To run this system on the server, a bash script will be created that runs each script sequentially. Note that by using command line arguments to specify the input and output file locations, we can use the same scripts to run the model with different datasets. For example, the bash script could be configured to take a single directory as an input, and to write all input and output files to that directory. This will let us keep previous model runs without having to overwrite each input/output file. These files can also be accessed using RStudio Server directly, so each model run can be manually inspected in a regular RStudio IDE (that runs through a web page). 

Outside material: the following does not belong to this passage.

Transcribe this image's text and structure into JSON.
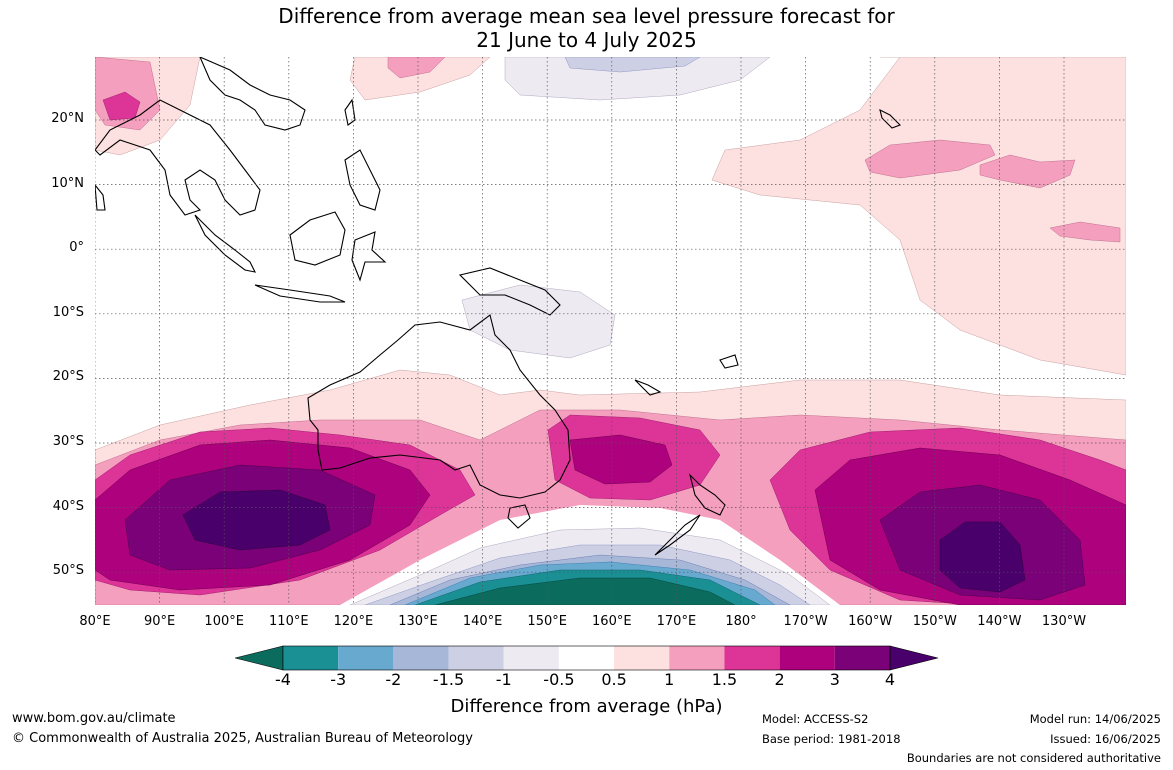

As an example, when a new model run is requested, the server will run the following command to call the temperature_model bash script. The argument specifies a date/timestamp for naming the directory of this model run.

```
$ bash temperature_model.sh 20141015_1550
```

This bashscript will then call each of the scripts, saving the input and output files to the specified folder. Note that `$1` is a reference to the argument, which in this case would be `20141015_1550`

```
mkdir $1

psql -d conte_dev -f retrieve_temperature.sql -q
mv temperatureData.csv $1/temperatureData.csv
Rscript create_temperatureData.R $1/temperatureData.csv $1/temperatureData.RData

psql -d conte_dev -f retrieve_covariates.sql -q
mv covariateData.csv $1/covariateData.csv
Rscript create_covariateData.R $1/covariateData.csv $1/covariateData.RData

psql -d conte_dev -f retrieve_climate.sql -q
mv climateData.csv $1/climateData.csv
Rscript create_climateData.R $1/climateData.csv $1/climateData.RData

Rscript breakpoints.R $1/masterData.RData $1/covariateData.RData $1/springFallBPs.RData 

Rscript prepare_model_data.R $1/masterData.RData $1/covariateData.RData $1/springFallBPs.RData $1/tempDataSync.RData

Rscript run_model.R $1/tempDataSync.RData $1/jags.RData $1/covariate-list.RData

Rscript summarize_model.R $1/tempDataSync.RData $1/jags.RData $1/covariate-list.Rdata $1/coef.RData
```

After this script runs, all input and output files will be saved in a single folder. A final script could then be run to convert the model summary to json, and upload to the database.

# Predictions

Once the model summary is saved to the database, a script could be written to retrieve a specific model summary (e.g. set of coefficients) and climate data from the database, and to generate a dataset of predictions. Similar idea would be used via bash scripts and Rscript.